The knight turned to her. She gazed in silence at that faceless helmet for many long seconds. Finally, it was the knight who gave up the staring contest. “I come in peace,” he shrugged. “If trouble starts, I won’t be the cause.”

“You’ll be the cause, no matter who strikes the first blow,” Cappie told him. “Remember that.”

“Don’t be such a mope,” the knight said, as if briskness would win the argument. “Everywhere I go, people are so deathly serious. I don’t see why they always work themselves into a state. Just once I’d like to visit a town where my arrival doesn’t precipitate some crisis.”

He turned away and sloshed to join the Neut on the far shore. Without a word, he grabbed the belt of the Neut’s pants and heaved up solidly. The Neut nearly flew onto the bank, scrabbling forward on hands and knees to avoid landing on Its face. “Rashid!” the Neut cried, “be careful, damn it. Just because the girl annoyed you, don’t take it out on me.”

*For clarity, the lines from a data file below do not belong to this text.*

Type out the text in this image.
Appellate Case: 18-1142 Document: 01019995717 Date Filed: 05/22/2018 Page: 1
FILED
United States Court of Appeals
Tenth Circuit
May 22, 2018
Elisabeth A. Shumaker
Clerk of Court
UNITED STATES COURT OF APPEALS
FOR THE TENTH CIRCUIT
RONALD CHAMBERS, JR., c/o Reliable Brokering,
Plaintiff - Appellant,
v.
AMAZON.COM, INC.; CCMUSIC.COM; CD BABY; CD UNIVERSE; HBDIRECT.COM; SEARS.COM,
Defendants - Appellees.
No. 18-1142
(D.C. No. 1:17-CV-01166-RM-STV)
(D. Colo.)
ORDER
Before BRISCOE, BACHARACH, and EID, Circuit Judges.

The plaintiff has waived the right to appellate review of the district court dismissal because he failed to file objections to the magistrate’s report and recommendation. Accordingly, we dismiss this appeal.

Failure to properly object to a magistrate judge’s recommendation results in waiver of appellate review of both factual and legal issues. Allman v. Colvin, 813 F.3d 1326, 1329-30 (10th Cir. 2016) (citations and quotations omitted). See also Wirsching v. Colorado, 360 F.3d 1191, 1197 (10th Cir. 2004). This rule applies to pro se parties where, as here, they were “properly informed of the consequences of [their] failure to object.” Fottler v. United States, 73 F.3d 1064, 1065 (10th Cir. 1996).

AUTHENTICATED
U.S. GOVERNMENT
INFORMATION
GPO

“You’re the one who annoyed me,” the knight answered in a sharp whisper that carried across the water. “What were you doing out here? We have other business.”

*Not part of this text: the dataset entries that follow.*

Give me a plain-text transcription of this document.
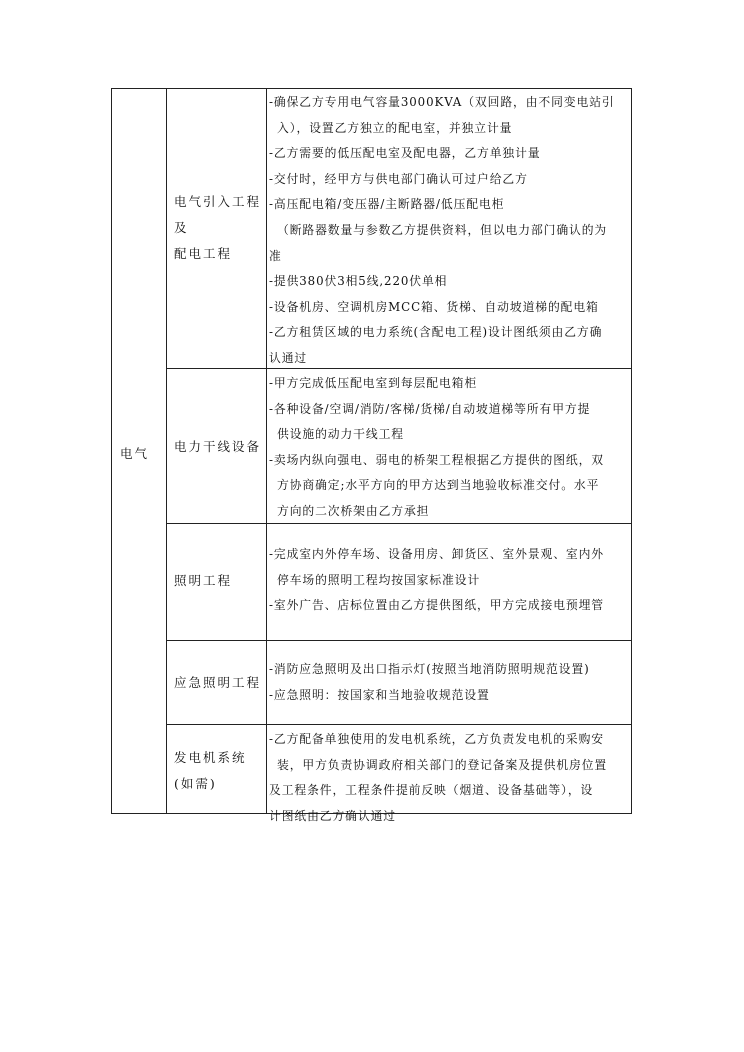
电气
电气引入工程
及
配电工程
-确保乙方专用电气容量3000KVA（双回路，由不同变电站引
入），设置乙方独立的配电室，并独立计量
-乙方需要的低压配电室及配电器，乙方单独计量
-交付时，经甲方与供电部门确认可过户给乙方
-高压配电箱/变压器/主断路器/低压配电柜
（断路器数量与参数乙方提供资料，但以电力部门确认的为
准
-提供380伏3相5线,220伏单相
-设备机房、空调机房MCC箱、货梯、自动坡道梯的配电箱
-乙方租赁区域的电力系统(含配电工程)设计图纸须由乙方确
认通过
电力干线设备
-甲方完成低压配电室到每层配电箱柜
-各种设备/空调/消防/客梯/货梯/自动坡道梯等所有甲方提
供设施的动力干线工程
-卖场内纵向强电、弱电的桥架工程根据乙方提供的图纸，双
方协商确定;水平方向的甲方达到当地验收标准交付。水平
方向的二次桥架由乙方承担
照明工程
-完成室内外停车场、设备用房、卸货区、室外景观、室内外
停车场的照明工程均按国家标准设计
-室外广告、店标位置由乙方提供图纸，甲方完成接电预埋管
应急照明工程
-消防应急照明及出口指示灯(按照当地消防照明规范设置)
-应急照明：按国家和当地验收规范设置
发电机系统
(如需)
-乙方配备单独使用的发电机系统，乙方负责发电机的采购安
装，甲方负责协调政府相关部门的登记备案及提供机房位置
及工程条件，工程条件提前反映（烟道、设备基础等），设
计图纸由乙方确认通过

“Just let me get the violin…”

“No. Stop your whining.” The knight turned back to me. “Take care of that instrument. We’ll expect it returned in good condition.”

“Begone, Creature of Darkness!” I shouted, as I began the finger exercise yet again.

“Fine. I’m gone.”

Suddenly, the water around the knight roiled with bubbles, as if every twelve-year-old boy who’d ever gone swimming was farting under the surface. The knight shot upward, clouds of smoke billowing from his boots as they broke clear of the creek. I quickly held my breath and spun away from the smoke, anxious to avoid more vomit-gas. This smoke, however, was nothing like the previous kind; its smell was foul but its effects harmless.